No obstante, el presente no viene determinado unívocamente por el pasado. Solo impulsado por muchos pasados o, si se quiere, por un pasado con muchas facetas que abren múltiples caminos para el futuro.

Con la mirada ensimismada en nosotros y en nuestro hoy, hemos perdido la costumbre de volver los ojos hacia el pasado, el más reciente, el ayer más próximo y que permanece adherido a nuestra piel. Percibimos todavía su olor y su sonido, pero no lo reconocemos, no lo recordamos como algo nuestro siendo parte de nosotros. No digo memoria, digo recuerdo, ese poso nutricio que alimenta nuestro hoy y que lo vivimos seguramente con la misma pretendida autonomía del presente. El recuerdo que nos permite comparar el placer o el dolor de hoy con el de ayer, los sueños que perduran o los desvanecidos, los anhelos que proyectamos para hoy con su éxito o su fracaso. Perdemos la noción de río, de fluido en el que navegamos y del que formamos parte. El pasado nos está definiendo aunque lo ignoremos.

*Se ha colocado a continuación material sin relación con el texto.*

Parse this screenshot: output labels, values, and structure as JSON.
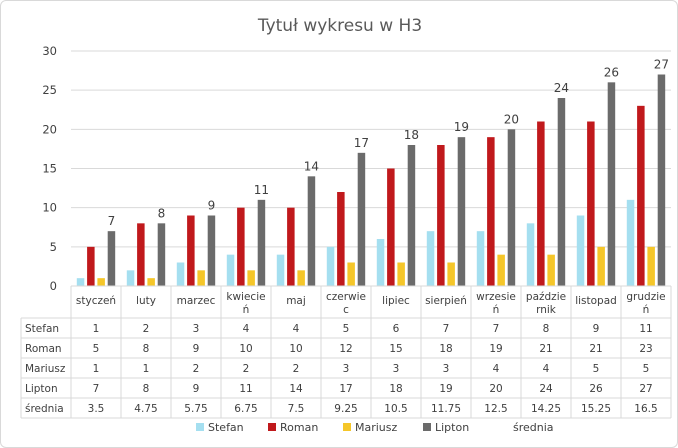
{
  "chart_data": {
    "type": "bar",
    "title": "Tytuł wykresu w H3",
    "categories": [
      [
        "styczeń"
      ],
      [
        "luty"
      ],
      [
        "marzec"
      ],
      [
        "kwiecie",
        "ń"
      ],
      [
        "maj"
      ],
      [
        "czerwie",
        "c"
      ],
      [
        "lipiec"
      ],
      [
        "sierpień"
      ],
      [
        "wrzesie",
        "ń"
      ],
      [
        "paździe",
        "rnik"
      ],
      [
        "listopad"
      ],
      [
        "grudzie",
        "ń"
      ]
    ],
    "ylim": [
      0,
      30
    ],
    "yticks": [
      0,
      5,
      10,
      15,
      20,
      25,
      30
    ],
    "grid": true,
    "legend_position": "bottom",
    "series": [
      {
        "name": "Stefan",
        "color": "#a5dff0",
        "chart": "bar",
        "values": [
          1,
          2,
          3,
          4,
          4,
          5,
          6,
          7,
          7,
          8,
          9,
          11
        ],
        "table": [
          "1",
          "2",
          "3",
          "4",
          "4",
          "5",
          "6",
          "7",
          "7",
          "8",
          "9",
          "11"
        ]
      },
      {
        "name": "Roman",
        "color": "#c0191c",
        "chart": "bar",
        "values": [
          5,
          8,
          9,
          10,
          10,
          12,
          15,
          18,
          19,
          21,
          21,
          23
        ],
        "table": [
          "5",
          "8",
          "9",
          "10",
          "10",
          "12",
          "15",
          "18",
          "19",
          "21",
          "21",
          "23"
        ]
      },
      {
        "name": "Mariusz",
        "color": "#f5c629",
        "chart": "bar",
        "values": [
          1,
          1,
          2,
          2,
          2,
          3,
          3,
          3,
          4,
          4,
          5,
          5
        ],
        "table": [
          "1",
          "1",
          "2",
          "2",
          "2",
          "3",
          "3",
          "3",
          "4",
          "4",
          "5",
          "5"
        ]
      },
      {
        "name": "Lipton",
        "color": "#6b6b6b",
        "chart": "bar",
        "values": [
          7,
          8,
          9,
          11,
          14,
          17,
          18,
          19,
          20,
          24,
          26,
          27
        ],
        "table": [
          "7",
          "8",
          "9",
          "11",
          "14",
          "17",
          "18",
          "19",
          "20",
          "24",
          "26",
          "27"
        ],
        "data_labels": true
      },
      {
        "name": "średnia",
        "color": "none",
        "chart": "none",
        "values": [
          3.5,
          4.75,
          5.75,
          6.75,
          7.5,
          9.25,
          10.5,
          11.75,
          12.5,
          14.25,
          15.25,
          16.5
        ],
        "table": [
          "3.5",
          "4.75",
          "5.75",
          "6.75",
          "7.5",
          "9.25",
          "10.5",
          "11.75",
          "12.5",
          "14.25",
          "15.25",
          "16.5"
        ]
      }
    ]
  }
}
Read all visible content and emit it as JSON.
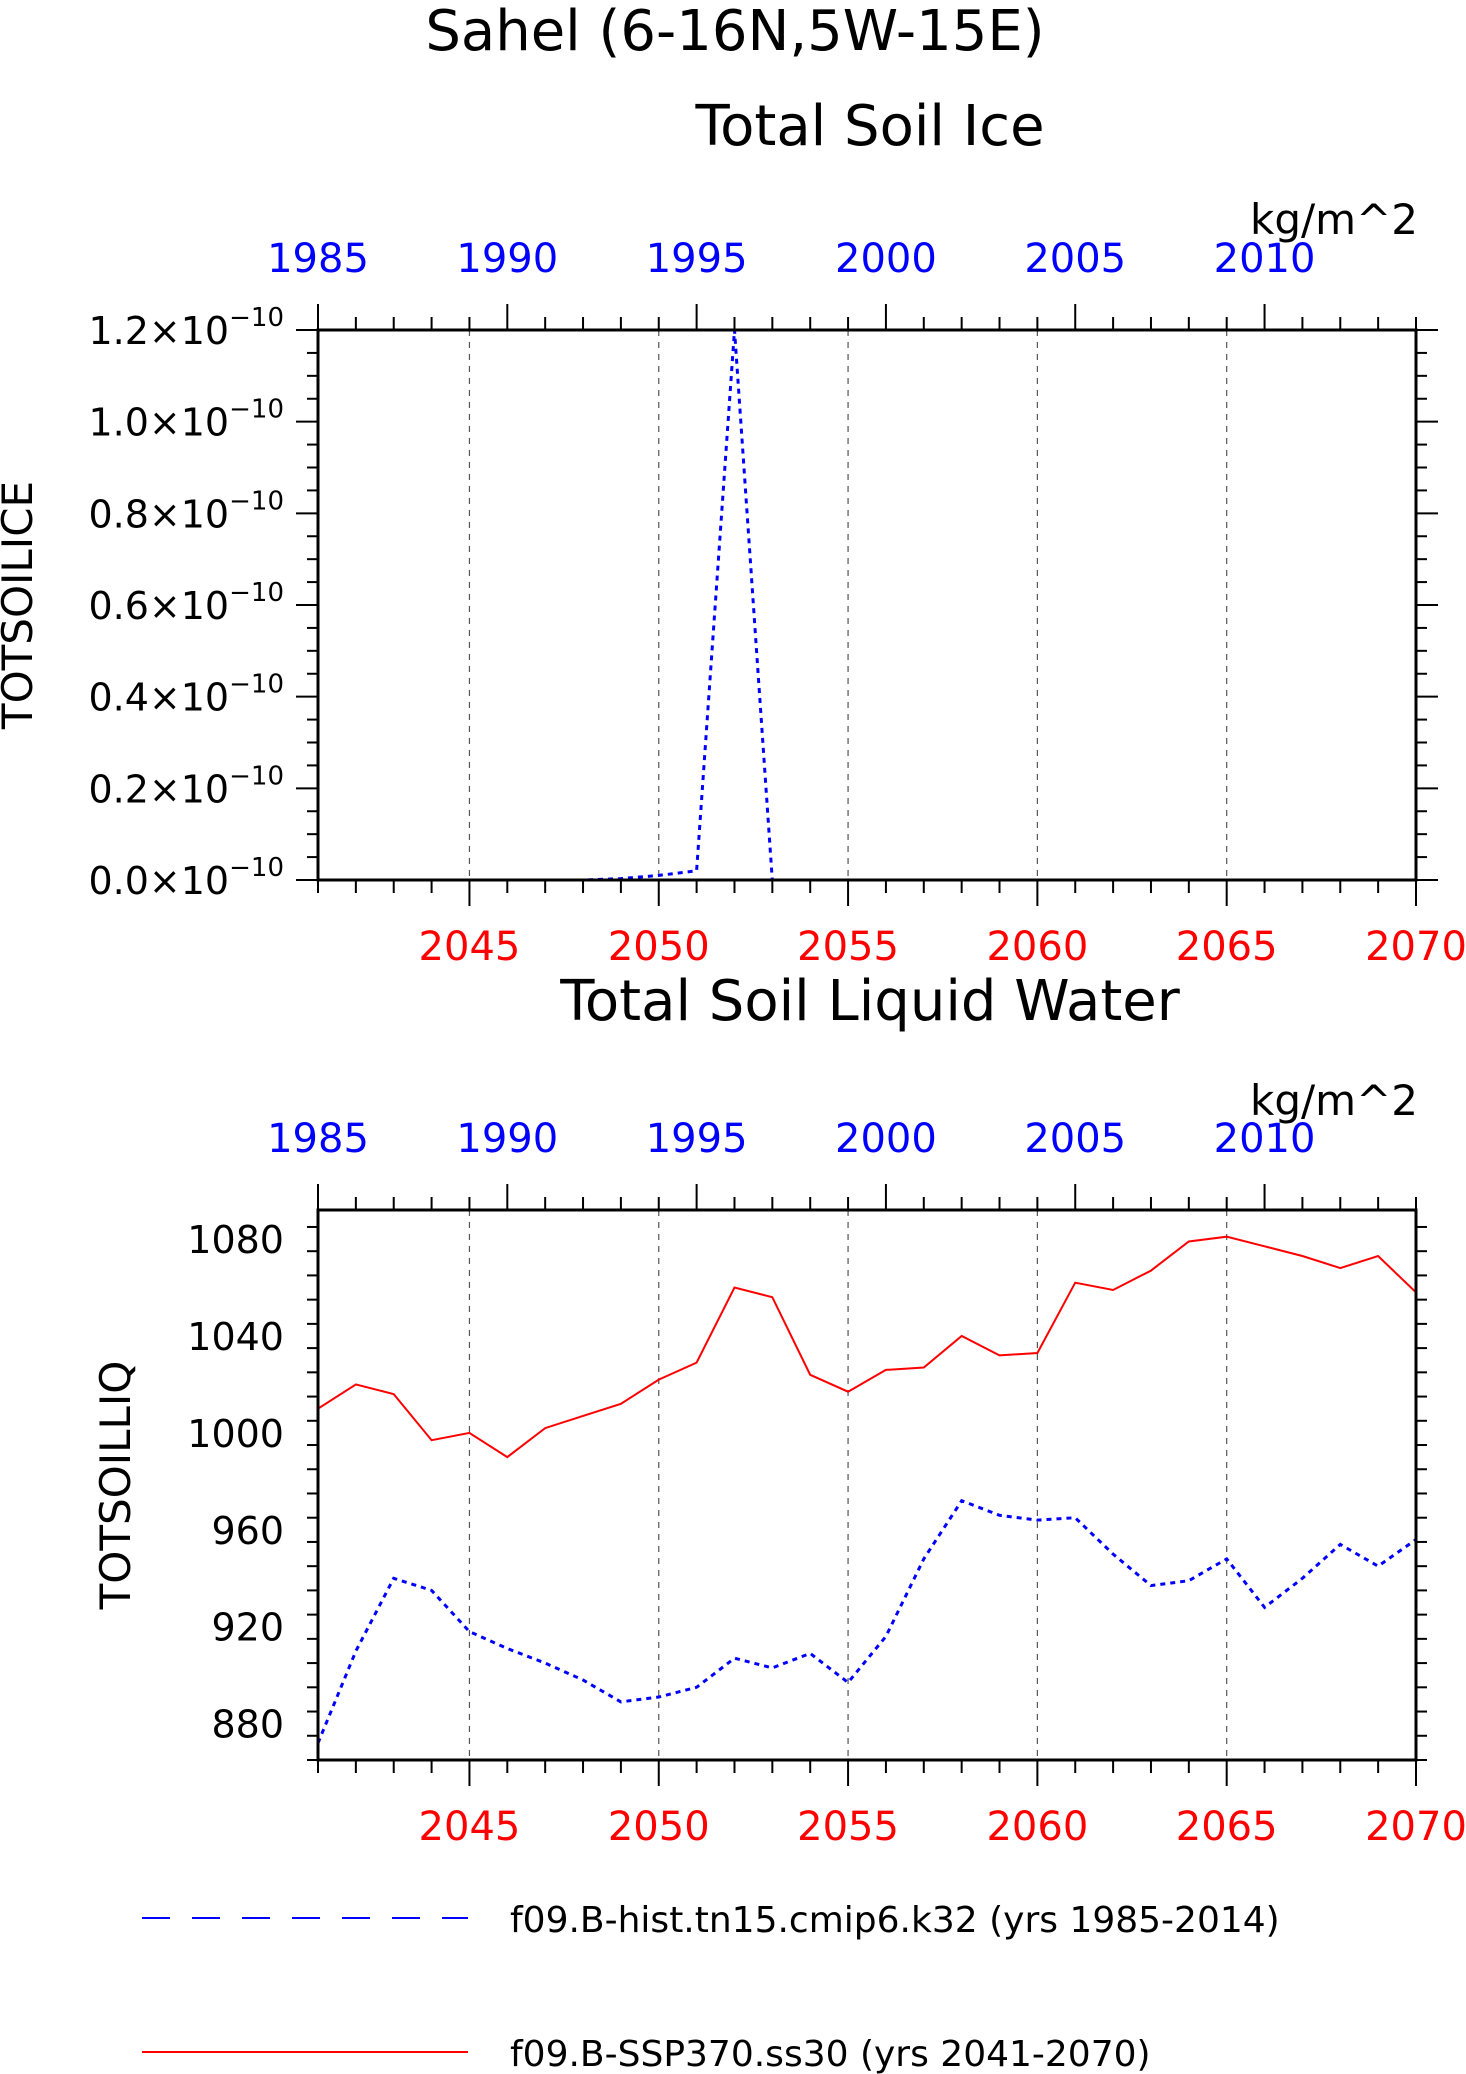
{
  "figure": {
    "title_line1": "Sahel (6-16N,5W-15E)",
    "colors": {
      "hist": "#0000ff",
      "ssp": "#ff0000",
      "axis": "#000000",
      "grid": "#555555"
    }
  },
  "legend": {
    "entries": [
      {
        "label": "f09.B-hist.tn15.cmip6.k32 (yrs 1985-2014)",
        "color": "#0000ff",
        "style": "dashed"
      },
      {
        "label": "f09.B-SSP370.ss30 (yrs 2041-2070)",
        "color": "#ff0000",
        "style": "solid"
      }
    ]
  },
  "chart_data": [
    {
      "type": "line",
      "title": "Total Soil Ice",
      "units": "kg/m^2",
      "ylabel": "TOTSOILICE",
      "ylim": [
        0,
        1.2e-10
      ],
      "yticks": [
        0,
        2e-11,
        4e-11,
        6e-11,
        8e-11,
        1e-10,
        1.2e-10
      ],
      "ytick_labels": [
        "0.0",
        "0.2",
        "0.4",
        "0.6",
        "0.8",
        "1.0",
        "1.2"
      ],
      "ytick_base": "×10",
      "ytick_exponent": "−10",
      "x_bottom": {
        "range": [
          2041,
          2070
        ],
        "ticks": [
          2045,
          2050,
          2055,
          2060,
          2065,
          2070
        ],
        "color": "#ff0000"
      },
      "x_top": {
        "range": [
          1985,
          2014
        ],
        "ticks": [
          1985,
          1990,
          1995,
          2000,
          2005,
          2010
        ],
        "color": "#0000ff"
      },
      "grid": "vertical-dashed",
      "series": [
        {
          "x": [
            1985,
            1986,
            1987,
            1988,
            1989,
            1990,
            1991,
            1992,
            1993,
            1994,
            1995,
            1996,
            1997,
            1998,
            1999,
            2000,
            2001,
            2002,
            2003,
            2004,
            2005,
            2006,
            2007,
            2008,
            2009,
            2010,
            2011,
            2012,
            2013,
            2014
          ],
          "y": [
            0,
            0,
            0,
            0,
            0,
            0,
            0,
            0,
            3e-13,
            1e-12,
            2e-12,
            1.2e-10,
            0,
            0,
            0,
            0,
            0,
            0,
            0,
            0,
            0,
            0,
            0,
            0,
            0,
            0,
            0,
            0,
            0,
            0
          ],
          "axis": "top",
          "color": "#0000ff",
          "style": "dashed"
        }
      ]
    },
    {
      "type": "line",
      "title": "Total Soil Liquid Water",
      "units": "kg/m^2",
      "ylabel": "TOTSOILLIQ",
      "ylim": [
        865,
        1092
      ],
      "yticks": [
        880,
        920,
        960,
        1000,
        1040,
        1080
      ],
      "ytick_labels": [
        "880",
        "920",
        "960",
        "1000",
        "1040",
        "1080"
      ],
      "x_bottom": {
        "range": [
          2041,
          2070
        ],
        "ticks": [
          2045,
          2050,
          2055,
          2060,
          2065,
          2070
        ],
        "color": "#ff0000"
      },
      "x_top": {
        "range": [
          1985,
          2014
        ],
        "ticks": [
          1985,
          1990,
          1995,
          2000,
          2005,
          2010
        ],
        "color": "#0000ff"
      },
      "grid": "vertical-dashed",
      "series": [
        {
          "x": [
            2041,
            2042,
            2043,
            2044,
            2045,
            2046,
            2047,
            2048,
            2049,
            2050,
            2051,
            2052,
            2053,
            2054,
            2055,
            2056,
            2057,
            2058,
            2059,
            2060,
            2061,
            2062,
            2063,
            2064,
            2065,
            2066,
            2067,
            2068,
            2069,
            2070
          ],
          "y": [
            1010,
            1020,
            1016,
            997,
            1000,
            990,
            1002,
            1007,
            1012,
            1022,
            1029,
            1060,
            1056,
            1024,
            1017,
            1026,
            1027,
            1040,
            1032,
            1033,
            1062,
            1059,
            1067,
            1079,
            1081,
            1077,
            1073,
            1068,
            1073,
            1058
          ],
          "axis": "bottom",
          "color": "#ff0000",
          "style": "solid"
        },
        {
          "x": [
            1985,
            1986,
            1987,
            1988,
            1989,
            1990,
            1991,
            1992,
            1993,
            1994,
            1995,
            1996,
            1997,
            1998,
            1999,
            2000,
            2001,
            2002,
            2003,
            2004,
            2005,
            2006,
            2007,
            2008,
            2009,
            2010,
            2011,
            2012,
            2013,
            2014
          ],
          "y": [
            872,
            910,
            940,
            935,
            918,
            911,
            905,
            898,
            889,
            891,
            895,
            907,
            903,
            909,
            897,
            916,
            948,
            972,
            966,
            964,
            965,
            950,
            937,
            939,
            948,
            928,
            940,
            954,
            945,
            956
          ],
          "axis": "top",
          "color": "#0000ff",
          "style": "dashed"
        }
      ]
    }
  ]
}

No quiero con este deshilvanado discurso negar el placer vitalista de vivir peligrosamente el presente. De existir cada día como si en él naciese y muriese nuestra historia. Una exaltación existencial pero que puede explotar en cualquier momento dejándonos vacíos, exhaustos y vacilantes, esperando con ansia y dudas que el día de mañana vuelva a ofrecernos otro presente o a repetir cansinamente el hoy.

La arquitectura, con su limitación, me ha enseñado que solo se aprende arquitectura de la arquitectura, de las buenas obras ya construidas. Para este aprendizaje hay que saber ver la arquitectura y no solo los edificios. Recordemos que Sir John Soane confesaba a la vuelta de su obligado viaje a Italia que solo había sido capaz de ver lo que le habían enseñado a ver. Una enseñanza que es la decantación de toda la arquitectura ya construida, descifrada y valorada críticamente para incorporarse como parte de nuestra propia y personal cultura. La cultura como instrumento para ver y entender el presente y no como acumulación erudita de ejemplos del pasado. Menos aún como nostalgia.

Pienso que es imposible entender el presente, entendernos a nosotros mismos, sin entender el pasado. Y entender el presente, ¿para qué? Para explicarlo y proyectarlo hacia un mañana mejor si somos capaces de eliminar las miserias del hoy y potenciar sus posibilidades. No hay presente pleno y consciente sin un pasado y un futuro.